5. The other decision relied on by the learned counsel for the assessee is the one in Add. CIT v. Chinna Balaiah Chetty and Co. : [1977]106ITR556(AP) . That was a case, where the karta of an HUF was a partner in a partnership firm. In the partnership deed, there was no stipulation as to investment of a capital by any of the partners. The joint family had advanced certain monies to the partnership in which the karta was a partner. In respect of those advances certain interest amounts were paid. The department sought to disallow these payments in the assessment of the firm. The court held that since that amount did not represent the interest paid on the capital contribution by the karta or any amount advanced to the partnership by the partners, but it was advanced by the HUF as such, s. 40(b) is not applicable.
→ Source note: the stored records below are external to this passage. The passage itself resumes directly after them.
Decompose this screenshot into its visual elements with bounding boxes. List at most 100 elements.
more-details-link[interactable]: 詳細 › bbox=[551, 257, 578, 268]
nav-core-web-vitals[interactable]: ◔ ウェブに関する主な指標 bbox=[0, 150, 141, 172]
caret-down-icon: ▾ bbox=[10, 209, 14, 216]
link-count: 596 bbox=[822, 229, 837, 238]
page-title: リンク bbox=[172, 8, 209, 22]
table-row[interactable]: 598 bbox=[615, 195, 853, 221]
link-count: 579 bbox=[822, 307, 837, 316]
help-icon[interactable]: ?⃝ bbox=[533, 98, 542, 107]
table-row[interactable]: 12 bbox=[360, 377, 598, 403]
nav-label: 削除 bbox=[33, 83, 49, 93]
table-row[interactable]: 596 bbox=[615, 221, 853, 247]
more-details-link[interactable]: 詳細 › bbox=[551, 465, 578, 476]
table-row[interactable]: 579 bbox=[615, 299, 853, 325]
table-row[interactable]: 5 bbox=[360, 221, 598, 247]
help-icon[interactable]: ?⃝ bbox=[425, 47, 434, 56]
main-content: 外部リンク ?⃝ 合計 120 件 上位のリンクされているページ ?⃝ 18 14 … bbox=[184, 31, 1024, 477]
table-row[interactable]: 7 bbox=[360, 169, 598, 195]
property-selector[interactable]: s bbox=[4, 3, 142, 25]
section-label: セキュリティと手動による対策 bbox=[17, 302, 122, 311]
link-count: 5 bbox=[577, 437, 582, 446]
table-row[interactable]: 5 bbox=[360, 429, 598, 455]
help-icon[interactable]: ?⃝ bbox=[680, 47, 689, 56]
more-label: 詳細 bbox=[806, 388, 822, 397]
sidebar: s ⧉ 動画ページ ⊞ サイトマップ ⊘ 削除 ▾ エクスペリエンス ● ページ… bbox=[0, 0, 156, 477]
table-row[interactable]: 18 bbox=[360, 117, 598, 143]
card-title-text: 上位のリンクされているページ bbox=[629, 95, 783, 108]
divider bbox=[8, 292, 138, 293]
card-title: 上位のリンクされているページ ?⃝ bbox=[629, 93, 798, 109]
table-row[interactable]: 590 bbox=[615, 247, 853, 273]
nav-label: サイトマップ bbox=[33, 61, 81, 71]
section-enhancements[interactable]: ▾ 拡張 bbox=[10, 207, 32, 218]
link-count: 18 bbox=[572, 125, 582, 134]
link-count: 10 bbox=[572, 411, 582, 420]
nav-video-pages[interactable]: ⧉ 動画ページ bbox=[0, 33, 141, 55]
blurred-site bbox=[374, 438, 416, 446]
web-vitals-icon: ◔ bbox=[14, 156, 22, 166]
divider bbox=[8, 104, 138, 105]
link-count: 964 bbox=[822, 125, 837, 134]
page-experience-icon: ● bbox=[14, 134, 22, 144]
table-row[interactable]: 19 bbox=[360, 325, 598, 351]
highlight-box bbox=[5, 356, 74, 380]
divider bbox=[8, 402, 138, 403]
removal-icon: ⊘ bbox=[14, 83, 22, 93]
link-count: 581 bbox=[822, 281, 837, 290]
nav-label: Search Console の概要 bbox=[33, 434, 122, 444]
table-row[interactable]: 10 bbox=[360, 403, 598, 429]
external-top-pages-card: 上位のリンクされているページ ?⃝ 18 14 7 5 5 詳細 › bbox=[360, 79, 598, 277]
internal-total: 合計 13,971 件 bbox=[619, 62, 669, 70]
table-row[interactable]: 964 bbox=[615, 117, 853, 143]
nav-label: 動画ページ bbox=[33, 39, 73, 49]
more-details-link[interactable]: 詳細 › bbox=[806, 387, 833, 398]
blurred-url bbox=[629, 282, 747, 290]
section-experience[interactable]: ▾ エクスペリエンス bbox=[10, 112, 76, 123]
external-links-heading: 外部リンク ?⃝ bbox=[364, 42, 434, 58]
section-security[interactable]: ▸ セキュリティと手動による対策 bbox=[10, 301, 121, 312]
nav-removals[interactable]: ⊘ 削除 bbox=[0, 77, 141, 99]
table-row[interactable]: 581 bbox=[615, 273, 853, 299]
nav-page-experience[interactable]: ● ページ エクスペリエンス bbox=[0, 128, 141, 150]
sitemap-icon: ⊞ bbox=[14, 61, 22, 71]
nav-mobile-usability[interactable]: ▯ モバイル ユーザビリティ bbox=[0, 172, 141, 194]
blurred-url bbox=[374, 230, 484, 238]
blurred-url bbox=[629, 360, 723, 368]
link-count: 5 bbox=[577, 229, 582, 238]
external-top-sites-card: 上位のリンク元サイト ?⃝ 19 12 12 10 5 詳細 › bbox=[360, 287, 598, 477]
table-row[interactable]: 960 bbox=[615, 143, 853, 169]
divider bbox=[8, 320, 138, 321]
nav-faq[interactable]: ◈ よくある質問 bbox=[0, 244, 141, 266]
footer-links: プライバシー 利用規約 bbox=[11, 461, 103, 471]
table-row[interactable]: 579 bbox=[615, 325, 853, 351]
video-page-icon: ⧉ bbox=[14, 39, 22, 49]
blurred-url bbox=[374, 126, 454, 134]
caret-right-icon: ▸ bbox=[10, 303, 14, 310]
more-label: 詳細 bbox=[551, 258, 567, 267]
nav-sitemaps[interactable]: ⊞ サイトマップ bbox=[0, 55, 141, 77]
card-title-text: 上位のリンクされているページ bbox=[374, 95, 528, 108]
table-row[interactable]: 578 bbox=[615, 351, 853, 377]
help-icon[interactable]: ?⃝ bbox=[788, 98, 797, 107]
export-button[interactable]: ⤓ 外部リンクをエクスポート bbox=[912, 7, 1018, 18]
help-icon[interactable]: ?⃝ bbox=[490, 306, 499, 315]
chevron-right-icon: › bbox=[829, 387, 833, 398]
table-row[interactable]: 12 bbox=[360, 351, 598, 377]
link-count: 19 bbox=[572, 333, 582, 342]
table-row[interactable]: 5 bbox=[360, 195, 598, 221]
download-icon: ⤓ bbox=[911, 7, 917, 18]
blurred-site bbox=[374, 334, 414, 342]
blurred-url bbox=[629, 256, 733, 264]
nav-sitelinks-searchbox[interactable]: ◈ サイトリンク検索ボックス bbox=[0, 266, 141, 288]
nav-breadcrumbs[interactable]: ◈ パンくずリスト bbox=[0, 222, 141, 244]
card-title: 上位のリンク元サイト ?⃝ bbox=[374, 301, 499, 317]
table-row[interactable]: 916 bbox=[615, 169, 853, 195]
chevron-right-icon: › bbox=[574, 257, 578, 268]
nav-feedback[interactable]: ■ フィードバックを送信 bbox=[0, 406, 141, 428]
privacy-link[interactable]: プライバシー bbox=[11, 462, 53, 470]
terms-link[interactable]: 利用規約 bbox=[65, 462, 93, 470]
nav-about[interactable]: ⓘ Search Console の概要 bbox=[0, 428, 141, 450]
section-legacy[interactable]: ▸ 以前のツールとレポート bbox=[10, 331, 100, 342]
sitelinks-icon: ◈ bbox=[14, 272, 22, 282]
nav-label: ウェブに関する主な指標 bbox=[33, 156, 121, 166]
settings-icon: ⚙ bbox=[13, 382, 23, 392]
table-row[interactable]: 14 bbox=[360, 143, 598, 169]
In other words, though the karta was a partner, the HUF which advanced the money was treated as a separate person and creditor and the interest was paid. That decision also, therefore, is not applicable to the facts of the instant case. The decision in CIT v. Sanka Sankaraiah : [1978]113ITR313(AP) , referred to by the learned counsel for the assessee related to the assessment of an HUF under s. 64. The Andhra Pradesh High Court held that unless the assessee is an individual, s. 64 could not be applied. That decision has no application to the facts in this case.

6. The payment of interest to the said two partners were, therefore, rightly disallowed under s. 40(b). The question is accordingly answered in the affirmative and against the assessee. The revenue will be entitled to its costs. Counsel's fee Rs. 500.